Can we instead find the elusive local train and disembark at a local stop without taking a stance on artifactualism about the likes of Vulcan? I will argue that we can and have strong reasons to do so. Though the task is especially challenging in the light of a phenomenon I had discussed in prior papers: I envisioned a (contrary to fact) scenario T in which Tolstoy, while writing War and Peace, “was under the mistaken impression that the protagonist, Prince Bolkonsky, like Napoleon (also featured in the novel), was a real person. Introducing the name ‘Andrei Bolkonksy’, Tolstoy intended to refer to a historical figure he thought existed quite independently of his novel” (Zvolenszky 2016, “Fictional characters, mythical objects, and the phenomenon of inadvertent creation”, Res Philosophica). If one is an artifactualist about FCs then in T, due to Tolstoy’s error, his novel-writing activity launched an FC-making process whose outcome was a new FC, Andrei Bolkonsky. Crucially, in T, Tolstoy’s process-launching was unintended, inadvertent. I had argued that such inadvertent authorial launchings are unmysterious and even expected given Saul Kripke’s general arguments (in his 1970 Naming and Necessity lectures) about name-users’ potential error that can, on occasion, afflict authors as well.

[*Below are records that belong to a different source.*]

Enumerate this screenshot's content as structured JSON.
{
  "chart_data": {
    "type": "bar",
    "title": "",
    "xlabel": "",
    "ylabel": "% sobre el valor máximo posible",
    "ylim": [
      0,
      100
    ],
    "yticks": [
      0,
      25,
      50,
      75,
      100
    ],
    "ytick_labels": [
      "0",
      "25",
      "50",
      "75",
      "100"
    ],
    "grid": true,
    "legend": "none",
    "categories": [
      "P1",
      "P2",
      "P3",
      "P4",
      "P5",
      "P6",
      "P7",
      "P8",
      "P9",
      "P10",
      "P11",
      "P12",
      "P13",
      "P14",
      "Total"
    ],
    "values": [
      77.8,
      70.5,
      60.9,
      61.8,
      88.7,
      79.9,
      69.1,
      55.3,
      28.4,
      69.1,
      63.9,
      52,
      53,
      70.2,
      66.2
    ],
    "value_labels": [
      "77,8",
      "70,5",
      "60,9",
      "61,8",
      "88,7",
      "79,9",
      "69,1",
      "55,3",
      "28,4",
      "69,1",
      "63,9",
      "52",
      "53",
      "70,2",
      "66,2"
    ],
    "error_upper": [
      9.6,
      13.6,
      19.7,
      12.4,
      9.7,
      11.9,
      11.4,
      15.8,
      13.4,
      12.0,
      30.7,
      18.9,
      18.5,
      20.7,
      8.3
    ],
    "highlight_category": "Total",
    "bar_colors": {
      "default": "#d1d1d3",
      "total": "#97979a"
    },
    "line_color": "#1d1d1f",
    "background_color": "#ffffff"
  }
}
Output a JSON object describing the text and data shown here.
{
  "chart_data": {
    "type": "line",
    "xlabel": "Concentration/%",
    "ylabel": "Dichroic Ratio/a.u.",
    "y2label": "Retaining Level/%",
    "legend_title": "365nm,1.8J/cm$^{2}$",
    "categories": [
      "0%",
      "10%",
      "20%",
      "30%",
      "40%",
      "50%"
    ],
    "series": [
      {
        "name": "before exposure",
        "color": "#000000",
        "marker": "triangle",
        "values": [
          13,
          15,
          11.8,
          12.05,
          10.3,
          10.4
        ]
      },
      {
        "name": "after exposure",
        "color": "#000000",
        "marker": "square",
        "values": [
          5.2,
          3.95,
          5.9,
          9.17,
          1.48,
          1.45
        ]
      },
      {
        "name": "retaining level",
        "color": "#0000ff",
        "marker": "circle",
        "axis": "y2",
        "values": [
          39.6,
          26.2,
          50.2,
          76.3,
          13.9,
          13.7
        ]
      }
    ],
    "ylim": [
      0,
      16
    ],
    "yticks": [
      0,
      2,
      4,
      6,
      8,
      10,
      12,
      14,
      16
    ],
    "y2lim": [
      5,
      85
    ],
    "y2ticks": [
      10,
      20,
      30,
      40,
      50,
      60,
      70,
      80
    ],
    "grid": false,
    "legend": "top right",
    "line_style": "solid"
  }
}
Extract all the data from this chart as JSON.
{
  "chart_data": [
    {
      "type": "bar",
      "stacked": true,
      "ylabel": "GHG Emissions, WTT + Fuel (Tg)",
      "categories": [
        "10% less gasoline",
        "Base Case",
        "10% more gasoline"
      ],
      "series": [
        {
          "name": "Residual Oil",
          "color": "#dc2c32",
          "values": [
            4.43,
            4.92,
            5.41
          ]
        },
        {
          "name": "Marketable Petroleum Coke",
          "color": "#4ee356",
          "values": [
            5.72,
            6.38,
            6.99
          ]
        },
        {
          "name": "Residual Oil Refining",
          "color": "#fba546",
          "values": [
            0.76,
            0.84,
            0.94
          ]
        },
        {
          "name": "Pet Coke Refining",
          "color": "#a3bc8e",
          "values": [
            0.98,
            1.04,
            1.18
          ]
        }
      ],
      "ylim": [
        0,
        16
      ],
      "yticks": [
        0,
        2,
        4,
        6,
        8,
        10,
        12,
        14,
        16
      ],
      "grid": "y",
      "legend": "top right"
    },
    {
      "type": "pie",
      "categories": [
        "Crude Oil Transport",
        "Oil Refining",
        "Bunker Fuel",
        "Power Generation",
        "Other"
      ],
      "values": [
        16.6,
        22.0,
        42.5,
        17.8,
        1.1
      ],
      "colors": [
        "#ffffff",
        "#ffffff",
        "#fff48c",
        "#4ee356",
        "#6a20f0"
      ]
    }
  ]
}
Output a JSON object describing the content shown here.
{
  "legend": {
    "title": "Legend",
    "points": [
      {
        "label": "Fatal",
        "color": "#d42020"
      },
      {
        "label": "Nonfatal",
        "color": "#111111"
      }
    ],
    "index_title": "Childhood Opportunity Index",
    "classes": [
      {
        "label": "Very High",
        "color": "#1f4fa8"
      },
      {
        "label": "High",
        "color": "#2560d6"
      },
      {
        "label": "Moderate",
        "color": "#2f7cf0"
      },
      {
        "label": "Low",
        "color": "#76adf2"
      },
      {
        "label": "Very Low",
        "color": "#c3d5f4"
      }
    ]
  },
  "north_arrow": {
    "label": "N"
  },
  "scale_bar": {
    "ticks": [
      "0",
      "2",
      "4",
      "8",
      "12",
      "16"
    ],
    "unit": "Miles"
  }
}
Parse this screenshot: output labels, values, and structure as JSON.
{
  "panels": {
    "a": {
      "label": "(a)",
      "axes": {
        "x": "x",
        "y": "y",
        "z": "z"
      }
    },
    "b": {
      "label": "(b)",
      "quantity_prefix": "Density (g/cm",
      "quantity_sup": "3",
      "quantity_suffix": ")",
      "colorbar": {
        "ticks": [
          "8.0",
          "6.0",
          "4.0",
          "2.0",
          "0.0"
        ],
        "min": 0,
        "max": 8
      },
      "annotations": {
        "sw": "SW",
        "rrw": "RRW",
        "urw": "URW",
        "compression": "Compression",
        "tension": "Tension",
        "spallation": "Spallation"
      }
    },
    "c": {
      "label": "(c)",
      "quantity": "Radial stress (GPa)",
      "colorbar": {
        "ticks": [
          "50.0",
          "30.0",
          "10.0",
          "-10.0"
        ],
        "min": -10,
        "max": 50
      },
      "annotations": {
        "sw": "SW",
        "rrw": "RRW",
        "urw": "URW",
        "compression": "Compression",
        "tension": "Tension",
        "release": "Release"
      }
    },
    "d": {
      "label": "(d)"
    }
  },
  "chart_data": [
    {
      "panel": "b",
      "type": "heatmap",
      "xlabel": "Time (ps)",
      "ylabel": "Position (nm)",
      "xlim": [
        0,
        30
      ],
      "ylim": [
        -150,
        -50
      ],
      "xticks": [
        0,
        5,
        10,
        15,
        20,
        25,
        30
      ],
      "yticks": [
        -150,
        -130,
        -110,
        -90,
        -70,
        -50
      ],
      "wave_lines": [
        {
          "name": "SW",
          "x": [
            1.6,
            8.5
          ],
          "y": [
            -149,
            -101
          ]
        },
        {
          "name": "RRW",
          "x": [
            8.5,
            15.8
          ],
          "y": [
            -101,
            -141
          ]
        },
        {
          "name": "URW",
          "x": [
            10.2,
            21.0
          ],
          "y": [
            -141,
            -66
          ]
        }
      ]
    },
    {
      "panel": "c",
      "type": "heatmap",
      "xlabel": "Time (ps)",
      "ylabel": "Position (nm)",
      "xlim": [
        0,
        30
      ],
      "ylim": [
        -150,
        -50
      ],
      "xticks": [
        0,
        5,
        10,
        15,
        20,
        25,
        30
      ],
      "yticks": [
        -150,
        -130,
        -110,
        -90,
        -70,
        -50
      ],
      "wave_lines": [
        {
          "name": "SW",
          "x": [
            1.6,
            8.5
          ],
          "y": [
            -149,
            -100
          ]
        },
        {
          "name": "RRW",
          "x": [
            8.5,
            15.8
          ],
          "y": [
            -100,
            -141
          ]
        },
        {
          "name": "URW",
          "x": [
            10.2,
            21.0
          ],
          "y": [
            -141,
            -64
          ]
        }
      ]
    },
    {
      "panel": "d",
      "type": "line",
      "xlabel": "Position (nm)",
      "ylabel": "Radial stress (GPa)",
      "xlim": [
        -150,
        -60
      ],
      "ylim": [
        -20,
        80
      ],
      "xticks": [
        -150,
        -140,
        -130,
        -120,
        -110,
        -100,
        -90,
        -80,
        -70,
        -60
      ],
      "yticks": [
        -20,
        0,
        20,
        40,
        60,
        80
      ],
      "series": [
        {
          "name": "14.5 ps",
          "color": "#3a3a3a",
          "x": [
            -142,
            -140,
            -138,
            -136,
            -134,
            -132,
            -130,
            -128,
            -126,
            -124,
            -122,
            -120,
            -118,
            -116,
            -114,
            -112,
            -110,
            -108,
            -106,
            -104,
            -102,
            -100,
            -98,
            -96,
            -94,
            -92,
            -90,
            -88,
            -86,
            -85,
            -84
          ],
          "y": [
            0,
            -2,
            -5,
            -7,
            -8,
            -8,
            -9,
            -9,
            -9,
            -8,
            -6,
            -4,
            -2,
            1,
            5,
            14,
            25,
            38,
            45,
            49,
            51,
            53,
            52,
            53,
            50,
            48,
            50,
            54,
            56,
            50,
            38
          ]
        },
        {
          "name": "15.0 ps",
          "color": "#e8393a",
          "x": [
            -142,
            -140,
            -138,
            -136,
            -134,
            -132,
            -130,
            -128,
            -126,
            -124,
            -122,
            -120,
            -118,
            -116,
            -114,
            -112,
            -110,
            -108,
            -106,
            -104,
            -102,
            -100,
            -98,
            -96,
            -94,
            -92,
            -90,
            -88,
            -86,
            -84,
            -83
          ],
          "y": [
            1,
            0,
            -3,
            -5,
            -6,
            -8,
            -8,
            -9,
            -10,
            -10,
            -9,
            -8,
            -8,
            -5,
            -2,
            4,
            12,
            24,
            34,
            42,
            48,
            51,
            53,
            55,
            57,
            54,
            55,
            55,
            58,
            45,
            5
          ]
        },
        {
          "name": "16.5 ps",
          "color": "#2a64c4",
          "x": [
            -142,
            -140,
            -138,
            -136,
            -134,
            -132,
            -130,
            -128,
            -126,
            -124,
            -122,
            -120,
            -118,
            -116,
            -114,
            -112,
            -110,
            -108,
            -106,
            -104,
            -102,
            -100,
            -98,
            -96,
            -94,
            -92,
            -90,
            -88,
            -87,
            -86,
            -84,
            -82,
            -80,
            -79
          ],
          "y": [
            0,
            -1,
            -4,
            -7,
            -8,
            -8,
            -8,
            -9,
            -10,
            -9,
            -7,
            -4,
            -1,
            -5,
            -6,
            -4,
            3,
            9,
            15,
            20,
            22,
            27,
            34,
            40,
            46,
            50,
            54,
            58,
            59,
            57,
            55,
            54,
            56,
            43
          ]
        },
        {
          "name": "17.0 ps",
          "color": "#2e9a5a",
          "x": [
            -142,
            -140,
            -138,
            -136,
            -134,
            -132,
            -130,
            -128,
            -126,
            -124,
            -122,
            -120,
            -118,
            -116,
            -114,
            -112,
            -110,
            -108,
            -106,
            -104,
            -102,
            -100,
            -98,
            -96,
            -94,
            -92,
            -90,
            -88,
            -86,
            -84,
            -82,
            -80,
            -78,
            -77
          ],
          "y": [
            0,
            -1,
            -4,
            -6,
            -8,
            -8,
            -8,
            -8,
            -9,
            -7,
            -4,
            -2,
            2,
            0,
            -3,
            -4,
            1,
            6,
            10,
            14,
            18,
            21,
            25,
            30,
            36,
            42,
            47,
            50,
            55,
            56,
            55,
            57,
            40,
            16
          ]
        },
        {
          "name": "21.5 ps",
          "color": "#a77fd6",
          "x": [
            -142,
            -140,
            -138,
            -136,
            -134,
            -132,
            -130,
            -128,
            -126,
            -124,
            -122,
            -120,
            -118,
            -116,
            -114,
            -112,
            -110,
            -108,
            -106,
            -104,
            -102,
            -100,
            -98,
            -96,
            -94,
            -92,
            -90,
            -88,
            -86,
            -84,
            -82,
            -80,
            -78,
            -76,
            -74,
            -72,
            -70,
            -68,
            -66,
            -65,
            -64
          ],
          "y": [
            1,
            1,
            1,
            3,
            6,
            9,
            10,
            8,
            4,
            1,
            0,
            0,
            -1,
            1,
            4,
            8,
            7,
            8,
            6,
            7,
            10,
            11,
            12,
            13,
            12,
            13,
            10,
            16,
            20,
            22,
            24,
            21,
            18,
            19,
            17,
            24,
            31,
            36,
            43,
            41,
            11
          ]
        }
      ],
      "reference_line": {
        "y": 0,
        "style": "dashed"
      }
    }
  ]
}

The process-launching aspect of FC-making is a new development on my prior work. In my talk I will argue that authors as launchers who need not complete the process, is a plausible stance according to which making FCs can be group-projects on occasion in the context of novels. And even regularly in the context of other types of works of fiction, for example, when, in the context of making films, comics, a fictional character is created (examples prominently discussed in Chris Tillman & Joshua Spencer’s 2023, “Creature features: Character production and failed explanation in fiction, folklore and theorizing”, Canadian Journal of Philosophy). Yet this process and group-project aspect has been ignored and deemphasized in the literature, which has instead focused on a solo-act model of FC-making, with authors single-handedly making FCs. This solo-act focus affects even local-train-seeking artifactualists like Kripke (in his 1973 Reference and Existence lectures) and more recently, Tillman&Spencer (2023), but is especially prominent in Brock’s (2010) arguments against FC-artifactualism. Along the way, I’ll raise various considerations about philosophical methodology that allow for artifactualists to shift away from the solo-act focus and provide better responses than before to various challenges, including (1) and (2).